Anyway, here’s the gem that started all this drivel (from Karatani, pp. 71-72):

“As human beings, we are all born children and learn language from our parents (or their equivalents). As a result, we come to share common rules. Likewise, in our daily communication with others, we must always have incommensurable domains, though we do not always remember this surprising fact. Thus communication must, in reality, become mutual teaching. If there is a system of common rules, it is achieved only after the event of the teaching/learning relationship. In the beginning, this mutual relationship is asymmetrical. And this is the most fundamental aspect of communication. Again, this is not an anomaly—it is our daily state of affairs. Rather the anomalies are commonly considered to be the ‘normal’ cases, namely, in the dialogue that takes for granted a common set of rules, as one big merry party or symposium....
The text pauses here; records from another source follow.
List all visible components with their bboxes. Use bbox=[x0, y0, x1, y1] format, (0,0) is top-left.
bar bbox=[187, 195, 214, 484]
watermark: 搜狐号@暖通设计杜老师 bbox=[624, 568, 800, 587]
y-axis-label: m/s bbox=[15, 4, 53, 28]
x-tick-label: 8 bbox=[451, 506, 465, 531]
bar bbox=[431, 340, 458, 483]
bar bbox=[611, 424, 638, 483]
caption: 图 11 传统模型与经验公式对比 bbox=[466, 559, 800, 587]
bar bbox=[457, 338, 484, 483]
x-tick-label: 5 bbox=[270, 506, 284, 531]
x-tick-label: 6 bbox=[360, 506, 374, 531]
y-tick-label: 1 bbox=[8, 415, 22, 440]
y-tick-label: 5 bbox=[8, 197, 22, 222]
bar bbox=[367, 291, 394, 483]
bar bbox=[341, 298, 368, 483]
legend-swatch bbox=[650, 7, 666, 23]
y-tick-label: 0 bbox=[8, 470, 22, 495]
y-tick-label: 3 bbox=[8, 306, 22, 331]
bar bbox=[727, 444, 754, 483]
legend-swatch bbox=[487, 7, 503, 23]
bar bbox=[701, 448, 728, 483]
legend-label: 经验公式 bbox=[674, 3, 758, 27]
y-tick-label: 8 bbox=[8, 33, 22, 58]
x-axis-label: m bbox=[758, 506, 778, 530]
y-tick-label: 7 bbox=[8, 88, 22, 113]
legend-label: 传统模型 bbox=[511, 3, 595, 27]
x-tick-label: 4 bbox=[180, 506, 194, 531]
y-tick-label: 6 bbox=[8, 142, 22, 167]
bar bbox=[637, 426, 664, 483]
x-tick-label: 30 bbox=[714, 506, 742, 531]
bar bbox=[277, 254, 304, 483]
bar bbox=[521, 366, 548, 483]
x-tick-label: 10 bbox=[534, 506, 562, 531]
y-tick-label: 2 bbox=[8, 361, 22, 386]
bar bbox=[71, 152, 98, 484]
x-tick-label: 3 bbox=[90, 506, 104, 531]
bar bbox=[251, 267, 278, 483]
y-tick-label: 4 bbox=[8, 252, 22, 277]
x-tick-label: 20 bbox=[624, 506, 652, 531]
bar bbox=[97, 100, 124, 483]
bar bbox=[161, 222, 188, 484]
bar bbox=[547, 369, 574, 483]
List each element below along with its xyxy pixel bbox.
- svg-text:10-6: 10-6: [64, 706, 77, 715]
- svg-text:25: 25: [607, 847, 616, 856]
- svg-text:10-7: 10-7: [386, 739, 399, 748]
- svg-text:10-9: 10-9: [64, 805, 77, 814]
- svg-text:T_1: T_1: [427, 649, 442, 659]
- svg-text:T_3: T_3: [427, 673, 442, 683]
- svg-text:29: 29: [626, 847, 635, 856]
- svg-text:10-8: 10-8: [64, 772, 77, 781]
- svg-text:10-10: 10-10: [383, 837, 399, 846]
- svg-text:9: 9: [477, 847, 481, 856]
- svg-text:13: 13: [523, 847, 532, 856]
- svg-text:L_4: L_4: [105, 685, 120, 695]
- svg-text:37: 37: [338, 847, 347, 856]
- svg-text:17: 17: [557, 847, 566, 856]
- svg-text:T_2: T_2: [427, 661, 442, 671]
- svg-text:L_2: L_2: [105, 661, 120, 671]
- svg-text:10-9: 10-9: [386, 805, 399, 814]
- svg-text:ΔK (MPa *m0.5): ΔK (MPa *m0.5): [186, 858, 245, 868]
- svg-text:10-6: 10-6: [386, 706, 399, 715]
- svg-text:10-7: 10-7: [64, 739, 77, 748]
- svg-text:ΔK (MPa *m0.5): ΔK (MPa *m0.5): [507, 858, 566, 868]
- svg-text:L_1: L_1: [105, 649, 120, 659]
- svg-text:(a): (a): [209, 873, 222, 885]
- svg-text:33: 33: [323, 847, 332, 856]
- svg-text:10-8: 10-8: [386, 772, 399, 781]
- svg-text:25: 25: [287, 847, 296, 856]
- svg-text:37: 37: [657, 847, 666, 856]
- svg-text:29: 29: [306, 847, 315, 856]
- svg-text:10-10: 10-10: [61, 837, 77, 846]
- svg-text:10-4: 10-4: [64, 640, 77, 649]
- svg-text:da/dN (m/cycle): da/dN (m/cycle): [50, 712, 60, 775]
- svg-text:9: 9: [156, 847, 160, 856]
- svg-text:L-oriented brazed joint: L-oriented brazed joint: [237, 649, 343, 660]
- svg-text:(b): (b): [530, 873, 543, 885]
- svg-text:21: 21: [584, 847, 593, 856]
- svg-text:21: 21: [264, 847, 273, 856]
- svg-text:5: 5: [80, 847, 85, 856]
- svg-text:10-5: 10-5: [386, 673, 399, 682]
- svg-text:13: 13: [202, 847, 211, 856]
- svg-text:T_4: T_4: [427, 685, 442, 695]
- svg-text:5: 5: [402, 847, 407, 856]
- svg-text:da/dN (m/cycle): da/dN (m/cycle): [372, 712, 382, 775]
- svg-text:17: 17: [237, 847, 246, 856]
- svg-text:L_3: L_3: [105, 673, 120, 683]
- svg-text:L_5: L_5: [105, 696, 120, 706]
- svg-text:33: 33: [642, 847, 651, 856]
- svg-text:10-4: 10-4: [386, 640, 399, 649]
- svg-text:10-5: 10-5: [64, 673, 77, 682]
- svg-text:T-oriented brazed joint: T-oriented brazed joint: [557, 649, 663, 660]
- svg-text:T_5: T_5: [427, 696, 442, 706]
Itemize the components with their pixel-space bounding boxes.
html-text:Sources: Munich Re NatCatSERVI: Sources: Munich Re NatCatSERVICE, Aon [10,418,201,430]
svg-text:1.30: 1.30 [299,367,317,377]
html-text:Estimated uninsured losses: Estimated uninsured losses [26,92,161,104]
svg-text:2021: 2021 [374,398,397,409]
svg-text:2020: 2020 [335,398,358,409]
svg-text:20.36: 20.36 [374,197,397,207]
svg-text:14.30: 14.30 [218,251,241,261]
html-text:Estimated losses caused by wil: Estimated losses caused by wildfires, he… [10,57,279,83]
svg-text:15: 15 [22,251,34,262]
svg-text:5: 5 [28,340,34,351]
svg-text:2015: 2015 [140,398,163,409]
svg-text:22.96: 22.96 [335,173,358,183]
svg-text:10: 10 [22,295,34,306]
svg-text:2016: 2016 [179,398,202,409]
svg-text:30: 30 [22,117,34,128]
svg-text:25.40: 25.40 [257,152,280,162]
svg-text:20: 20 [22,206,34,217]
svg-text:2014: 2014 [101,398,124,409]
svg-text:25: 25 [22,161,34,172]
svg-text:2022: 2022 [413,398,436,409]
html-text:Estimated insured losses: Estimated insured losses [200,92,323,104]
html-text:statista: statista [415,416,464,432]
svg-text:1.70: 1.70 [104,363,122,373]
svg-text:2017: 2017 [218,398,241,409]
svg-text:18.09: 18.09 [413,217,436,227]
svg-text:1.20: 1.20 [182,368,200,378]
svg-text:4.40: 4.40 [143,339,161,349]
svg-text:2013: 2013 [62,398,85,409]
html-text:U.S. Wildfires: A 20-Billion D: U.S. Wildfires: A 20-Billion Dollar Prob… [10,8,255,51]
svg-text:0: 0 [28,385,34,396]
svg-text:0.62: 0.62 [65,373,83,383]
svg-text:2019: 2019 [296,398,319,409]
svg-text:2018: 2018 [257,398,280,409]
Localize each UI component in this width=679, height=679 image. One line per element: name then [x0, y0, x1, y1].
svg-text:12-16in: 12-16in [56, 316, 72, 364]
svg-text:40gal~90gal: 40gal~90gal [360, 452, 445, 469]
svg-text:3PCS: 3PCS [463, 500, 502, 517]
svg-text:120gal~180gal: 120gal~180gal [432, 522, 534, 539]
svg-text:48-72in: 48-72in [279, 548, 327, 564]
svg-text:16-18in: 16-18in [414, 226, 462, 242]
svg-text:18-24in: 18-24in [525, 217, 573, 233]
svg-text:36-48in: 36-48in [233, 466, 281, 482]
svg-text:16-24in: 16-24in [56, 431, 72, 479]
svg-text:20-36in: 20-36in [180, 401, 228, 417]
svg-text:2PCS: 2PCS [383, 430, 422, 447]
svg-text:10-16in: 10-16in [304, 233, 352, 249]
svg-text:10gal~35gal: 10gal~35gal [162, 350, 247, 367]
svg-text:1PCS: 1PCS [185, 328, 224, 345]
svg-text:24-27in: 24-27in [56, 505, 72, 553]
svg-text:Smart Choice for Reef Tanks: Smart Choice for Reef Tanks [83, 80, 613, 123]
“In this context, “teaching” has nothing to do with authoritarian hierarchy, because the teaching (or psychoanalytic) position is the lesser one, subordinate to the others’ (or analysand’s) demand for understanding. In the context of the political economy, teaching is ‘selling’ one’s knowledge to the other. Marx made this fundamental point very clear in his theory of exchange: The individual commodity never contains the substantial value that classical economists claimed was immanent in it. It cannot have a value (or even use value) if it is not sold (exchanged). And, if not sold, it is a thing to be simply discarded. The ‘selling’ position is subordinated to the ‘choice’ of the buyer (the possessor of money), and their mutual relationship is the epitome of asymmetricity.”